您可以np.sign与np.diff和结合使用np.argwhere来获取线交叉点的索引（在本例中，点是[ 0, 149, 331, 448, 664, 743]）：

import numpy as np
import matplotlib.pyplot as plt

x = np.arange(0, 1000)
f = np.arange(0, 1000)
g = np.sin(np.arange(0, 10, 0.01) * 2) * 1000

plt.plot(x, f, '-')
plt.plot(x, g, '-')

idx = np.argwhere(np.diff(np.sign(f - g))).flatten()
plt.plot(x[idx], f[idx], 'ro')
plt.show()

首先，它f - g使用 计算和相应的符号np.sign。应用np.diff揭示符号发生变化的所有位置（例如线交叉）。使用np.argwhere为我们提供精确的索引。

解决方案 2：

对于那些正在使用或愿意使用Shapely库进行几何相关计算的人来说，获取交点将更加容易。你只需要从LineString每一行构建并获取它们，intersection如下所示：

import numpy as np
import matplotlib.pyplot as plt
from shapely.geometry import LineString

x = np.arange(0, 1000)
f = np.arange(0, 1000)
g = np.sin(np.arange(0, 10, 0.01) * 2) * 1000

plt.plot(x, f)
plt.plot(x, g)

first_line = LineString(np.column_stack((x, f)))
second_line = LineString(np.column_stack((x, g)))
intersection = first_line.intersection(second_line)

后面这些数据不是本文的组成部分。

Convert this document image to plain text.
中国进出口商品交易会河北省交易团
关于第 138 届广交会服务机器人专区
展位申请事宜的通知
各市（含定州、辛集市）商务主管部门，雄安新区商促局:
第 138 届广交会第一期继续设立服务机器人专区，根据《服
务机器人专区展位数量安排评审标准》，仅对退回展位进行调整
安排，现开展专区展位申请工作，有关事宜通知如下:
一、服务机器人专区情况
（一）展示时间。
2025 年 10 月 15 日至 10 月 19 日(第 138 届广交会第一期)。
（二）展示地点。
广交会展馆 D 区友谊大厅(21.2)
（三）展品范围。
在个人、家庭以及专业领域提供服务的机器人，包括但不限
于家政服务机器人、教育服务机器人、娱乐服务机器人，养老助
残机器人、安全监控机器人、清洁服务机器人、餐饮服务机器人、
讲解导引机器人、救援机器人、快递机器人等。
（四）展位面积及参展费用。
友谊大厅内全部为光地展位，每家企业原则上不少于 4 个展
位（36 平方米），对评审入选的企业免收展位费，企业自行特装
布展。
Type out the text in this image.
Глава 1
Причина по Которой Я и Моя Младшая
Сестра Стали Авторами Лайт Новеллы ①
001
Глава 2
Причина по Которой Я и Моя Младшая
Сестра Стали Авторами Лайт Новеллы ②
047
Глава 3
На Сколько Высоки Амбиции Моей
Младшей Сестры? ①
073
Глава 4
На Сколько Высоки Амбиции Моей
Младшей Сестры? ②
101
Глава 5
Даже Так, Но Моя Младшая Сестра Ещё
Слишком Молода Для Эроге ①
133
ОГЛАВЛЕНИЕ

if intersection.geom_type == 'MultiPoint':
    plt.plot(*LineString(intersection).xy, 'o')
elif intersection.geom_type == 'Point':
    plt.plot(*intersection.xy, 'o')

要将x和y值作为 NumPy 数组获取，只需编写：

x, y = LineString(intersection).xy
# x: array('d', [0.0, 149.5724669847373, 331.02906176584617, 448.01182730277833, 664.6733061190541, 743.4822641140581])
# y: array('d', [0.0, 149.5724669847373, 331.02906176584617, 448.01182730277833, 664.6733061190541, 743.4822641140581])

或者如果交点只有一个点：

x, y = intersection.xy

解决方案 3：

这是一个解决方案：

• 处理 N 维数据

• 使用欧几里得距离，而不仅仅是寻找 y 轴上的交叉点

• 对于大量数据来说效率更高（它查询KD 树，查询时间是指数级的而不是线性的）。

• 您可以更改distance_upper_boundKD 树查询来定义多接近才算足够接近。

• 如果需要，您可以同时使用许多点查询 KD 树。注意：如果您需要一次查询数千个点，则可以通过使用另一个 KD 树查询 KD 树来显著提高性能。

import numpy as np
import matplotlib.pyplot as plt
from mpl_toolkits.mplot3d import Axes3D
from scipy.spatial import cKDTree
from scipy import interpolate

fig = plt.figure()
ax = fig.add_axes([0, 0, 1, 1], projection='3d')
ax.axis('off')

def upsample_coords(coord_list):
    # s is smoothness, set to zero
    # k is degree of the spline. setting to 1 for linear spline
    tck, u = interpolate.splprep(coord_list, k=1, s=0.0)
    upsampled_coords = interpolate.splev(np.linspace(0, 1, 100), tck)
    return upsampled_coords

# target line
x_targ = [1, 2, 3, 4, 5, 6, 7, 8]
y_targ = [20, 100, 50, 120, 55, 240, 50, 25]
z_targ = [20, 100, 50, 120, 55, 240, 50, 25]
targ_upsampled = upsample_coords([x_targ, y_targ, z_targ])
targ_coords = np.column_stack(targ_upsampled)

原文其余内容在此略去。